Sadly, this imagined idea of development has no basis in reality. We are ruled by monster corporations, the tremendously advantaged and rolling-in-it corporations, and their collaborators, the government and its officials.

Politicians and economic thinkers generally think of top-down development. They think, once the privileged are developed, their munificence will trickle down to the bottom, and development will spread from top to bottom, and from city to village, over a period of time. But in reality, it does not benefit the vast majority of people who need all the help that they can get, just to survive. Top down economics benefits the already rich and the privileged who stockpile money and create for themselves the financial clout to bribe, polarise and overpower the rest of us. Wealth never trickles down.

The magic word Development, as it is being sold to the nation by the government in India, past and present, only benefits city-dwelling, high-salary employees, industrialists and businessmen; only the upper-class elite would benefit from it.

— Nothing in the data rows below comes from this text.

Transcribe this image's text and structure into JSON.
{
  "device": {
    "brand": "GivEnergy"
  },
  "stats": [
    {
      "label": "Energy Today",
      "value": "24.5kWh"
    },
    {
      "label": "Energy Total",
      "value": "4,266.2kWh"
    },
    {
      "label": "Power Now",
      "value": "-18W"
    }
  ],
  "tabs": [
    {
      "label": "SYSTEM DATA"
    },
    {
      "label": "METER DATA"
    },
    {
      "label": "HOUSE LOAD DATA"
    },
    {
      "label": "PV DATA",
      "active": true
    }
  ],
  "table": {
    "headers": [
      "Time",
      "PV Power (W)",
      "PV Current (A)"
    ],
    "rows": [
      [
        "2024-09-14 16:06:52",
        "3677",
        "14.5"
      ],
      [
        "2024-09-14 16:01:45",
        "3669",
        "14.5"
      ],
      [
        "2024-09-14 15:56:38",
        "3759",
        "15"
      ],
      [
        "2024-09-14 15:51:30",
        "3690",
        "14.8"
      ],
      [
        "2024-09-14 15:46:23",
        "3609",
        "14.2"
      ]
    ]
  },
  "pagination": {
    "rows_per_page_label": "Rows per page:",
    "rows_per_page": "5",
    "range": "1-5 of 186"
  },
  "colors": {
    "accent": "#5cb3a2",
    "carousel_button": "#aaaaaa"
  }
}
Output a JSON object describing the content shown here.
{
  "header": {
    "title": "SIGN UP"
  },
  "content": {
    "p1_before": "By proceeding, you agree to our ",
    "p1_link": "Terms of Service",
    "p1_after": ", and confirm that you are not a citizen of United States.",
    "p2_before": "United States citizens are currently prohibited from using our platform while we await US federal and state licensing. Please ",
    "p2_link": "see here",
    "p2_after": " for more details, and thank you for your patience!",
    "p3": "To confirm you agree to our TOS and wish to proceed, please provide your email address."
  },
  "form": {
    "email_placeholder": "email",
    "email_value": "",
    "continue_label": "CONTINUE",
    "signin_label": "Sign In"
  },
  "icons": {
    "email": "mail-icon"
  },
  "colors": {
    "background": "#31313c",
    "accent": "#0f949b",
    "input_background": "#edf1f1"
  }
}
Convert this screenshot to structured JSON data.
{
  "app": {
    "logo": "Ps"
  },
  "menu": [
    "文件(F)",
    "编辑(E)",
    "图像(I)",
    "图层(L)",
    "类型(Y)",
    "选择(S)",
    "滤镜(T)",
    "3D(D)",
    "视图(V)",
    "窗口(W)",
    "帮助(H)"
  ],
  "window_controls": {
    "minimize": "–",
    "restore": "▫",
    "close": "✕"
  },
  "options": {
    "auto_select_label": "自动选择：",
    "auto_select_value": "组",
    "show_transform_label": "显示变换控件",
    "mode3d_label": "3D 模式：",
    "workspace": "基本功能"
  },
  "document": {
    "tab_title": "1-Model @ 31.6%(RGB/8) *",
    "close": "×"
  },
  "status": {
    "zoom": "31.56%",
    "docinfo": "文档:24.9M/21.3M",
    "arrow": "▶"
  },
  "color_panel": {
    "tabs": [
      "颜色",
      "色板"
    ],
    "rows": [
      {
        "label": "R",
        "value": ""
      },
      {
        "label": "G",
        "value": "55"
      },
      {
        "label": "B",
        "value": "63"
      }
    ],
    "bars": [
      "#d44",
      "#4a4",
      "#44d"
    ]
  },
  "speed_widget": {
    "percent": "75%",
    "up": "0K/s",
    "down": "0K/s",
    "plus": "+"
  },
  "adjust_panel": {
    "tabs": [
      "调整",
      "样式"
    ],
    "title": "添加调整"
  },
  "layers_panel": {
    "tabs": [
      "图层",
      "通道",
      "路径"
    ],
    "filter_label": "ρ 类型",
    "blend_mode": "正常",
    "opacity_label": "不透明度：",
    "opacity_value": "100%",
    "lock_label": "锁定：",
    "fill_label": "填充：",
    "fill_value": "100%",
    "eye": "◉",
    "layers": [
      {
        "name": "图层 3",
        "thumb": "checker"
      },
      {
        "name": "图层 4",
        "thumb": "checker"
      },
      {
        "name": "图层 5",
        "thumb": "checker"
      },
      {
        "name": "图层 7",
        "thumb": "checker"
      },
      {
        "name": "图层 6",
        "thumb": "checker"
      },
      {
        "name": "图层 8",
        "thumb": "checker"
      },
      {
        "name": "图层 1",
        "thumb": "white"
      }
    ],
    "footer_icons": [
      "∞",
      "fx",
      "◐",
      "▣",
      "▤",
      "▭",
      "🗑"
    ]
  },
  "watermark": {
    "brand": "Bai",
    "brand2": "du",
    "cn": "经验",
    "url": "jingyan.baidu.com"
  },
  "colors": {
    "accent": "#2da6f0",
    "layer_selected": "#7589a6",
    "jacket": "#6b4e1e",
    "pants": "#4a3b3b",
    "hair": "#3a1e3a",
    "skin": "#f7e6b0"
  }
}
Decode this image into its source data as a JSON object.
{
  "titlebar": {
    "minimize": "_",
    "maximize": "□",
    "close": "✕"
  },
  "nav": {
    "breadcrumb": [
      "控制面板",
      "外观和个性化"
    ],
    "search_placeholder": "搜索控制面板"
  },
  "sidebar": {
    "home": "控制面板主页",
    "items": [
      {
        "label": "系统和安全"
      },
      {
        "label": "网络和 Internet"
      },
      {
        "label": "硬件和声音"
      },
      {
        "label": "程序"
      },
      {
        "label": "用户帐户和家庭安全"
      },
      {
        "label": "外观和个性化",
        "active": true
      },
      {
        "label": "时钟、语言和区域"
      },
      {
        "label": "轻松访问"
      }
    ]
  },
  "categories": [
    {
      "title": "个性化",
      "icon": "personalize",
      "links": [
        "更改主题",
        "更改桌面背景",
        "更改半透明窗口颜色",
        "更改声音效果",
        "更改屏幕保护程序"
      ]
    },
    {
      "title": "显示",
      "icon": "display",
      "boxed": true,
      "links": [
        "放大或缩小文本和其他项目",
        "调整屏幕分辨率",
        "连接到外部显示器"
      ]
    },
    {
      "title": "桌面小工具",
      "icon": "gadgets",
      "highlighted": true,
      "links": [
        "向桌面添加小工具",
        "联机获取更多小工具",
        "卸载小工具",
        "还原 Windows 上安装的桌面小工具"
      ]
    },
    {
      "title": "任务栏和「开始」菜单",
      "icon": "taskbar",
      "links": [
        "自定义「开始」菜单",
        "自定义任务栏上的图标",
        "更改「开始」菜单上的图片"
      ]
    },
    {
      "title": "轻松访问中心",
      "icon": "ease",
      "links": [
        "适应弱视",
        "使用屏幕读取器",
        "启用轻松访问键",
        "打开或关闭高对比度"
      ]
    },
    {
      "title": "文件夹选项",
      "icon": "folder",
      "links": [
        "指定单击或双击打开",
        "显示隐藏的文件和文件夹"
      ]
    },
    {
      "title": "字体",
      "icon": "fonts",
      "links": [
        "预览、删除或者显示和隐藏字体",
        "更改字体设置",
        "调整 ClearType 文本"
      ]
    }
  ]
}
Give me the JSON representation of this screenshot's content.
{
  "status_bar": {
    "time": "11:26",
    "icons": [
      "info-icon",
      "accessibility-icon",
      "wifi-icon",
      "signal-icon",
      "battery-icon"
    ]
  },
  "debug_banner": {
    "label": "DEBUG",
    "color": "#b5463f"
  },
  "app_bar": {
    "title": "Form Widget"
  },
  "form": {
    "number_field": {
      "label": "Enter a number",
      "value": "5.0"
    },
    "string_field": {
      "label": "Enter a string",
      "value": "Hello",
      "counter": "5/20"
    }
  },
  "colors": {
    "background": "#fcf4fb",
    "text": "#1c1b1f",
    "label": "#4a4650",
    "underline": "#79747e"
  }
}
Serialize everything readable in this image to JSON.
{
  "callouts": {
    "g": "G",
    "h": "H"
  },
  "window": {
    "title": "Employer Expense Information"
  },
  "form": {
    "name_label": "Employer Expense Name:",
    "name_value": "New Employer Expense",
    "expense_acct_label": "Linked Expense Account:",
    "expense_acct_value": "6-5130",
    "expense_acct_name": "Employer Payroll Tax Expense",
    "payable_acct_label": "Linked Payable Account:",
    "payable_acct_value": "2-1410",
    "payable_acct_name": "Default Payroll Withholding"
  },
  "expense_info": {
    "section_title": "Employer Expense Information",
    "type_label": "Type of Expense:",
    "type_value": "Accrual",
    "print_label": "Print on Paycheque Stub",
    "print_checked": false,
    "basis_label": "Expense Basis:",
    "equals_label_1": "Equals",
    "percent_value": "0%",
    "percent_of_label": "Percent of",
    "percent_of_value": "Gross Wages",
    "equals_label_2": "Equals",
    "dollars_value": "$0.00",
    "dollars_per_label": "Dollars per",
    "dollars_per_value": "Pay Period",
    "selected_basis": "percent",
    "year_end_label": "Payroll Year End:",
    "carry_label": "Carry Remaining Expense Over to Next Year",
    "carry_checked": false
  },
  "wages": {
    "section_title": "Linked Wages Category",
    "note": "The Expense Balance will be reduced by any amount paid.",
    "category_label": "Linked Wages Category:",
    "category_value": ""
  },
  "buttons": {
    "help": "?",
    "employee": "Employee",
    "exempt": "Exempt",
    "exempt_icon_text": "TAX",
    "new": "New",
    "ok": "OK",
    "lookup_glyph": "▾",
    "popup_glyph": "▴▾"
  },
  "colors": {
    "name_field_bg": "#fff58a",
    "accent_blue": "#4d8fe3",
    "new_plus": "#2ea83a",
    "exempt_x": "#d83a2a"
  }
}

This goes down well with the aspiring, ambitious and self-absorbed middle classes too, who also do not see anything beyond their petty personal desires and are unconcerned about the holistic welfare of the people of the country, or its sustainable development.

The aspiring Middle–classes love the idea of privatisation and the top down approach.

Historically, the middle class and rich are preferred by governments and the poor are considered to be potholes in the path of development. The poor and underprivileged are neglected, and often ousted from their areas to make way for so-called ‘development’ which will benefit the already privileged that live in cities.

The magic word ‘development’, as peddled by politicians, is ‘loaded’. But we too, the aspirational middle classes with blinkers on have to move out of ‘denial’, overcome our indifference and think beyond ourselves. More compassionately, more humanely, with greater integrity, and question the legitimacy of magic words and exercise our freedom of speech and expression.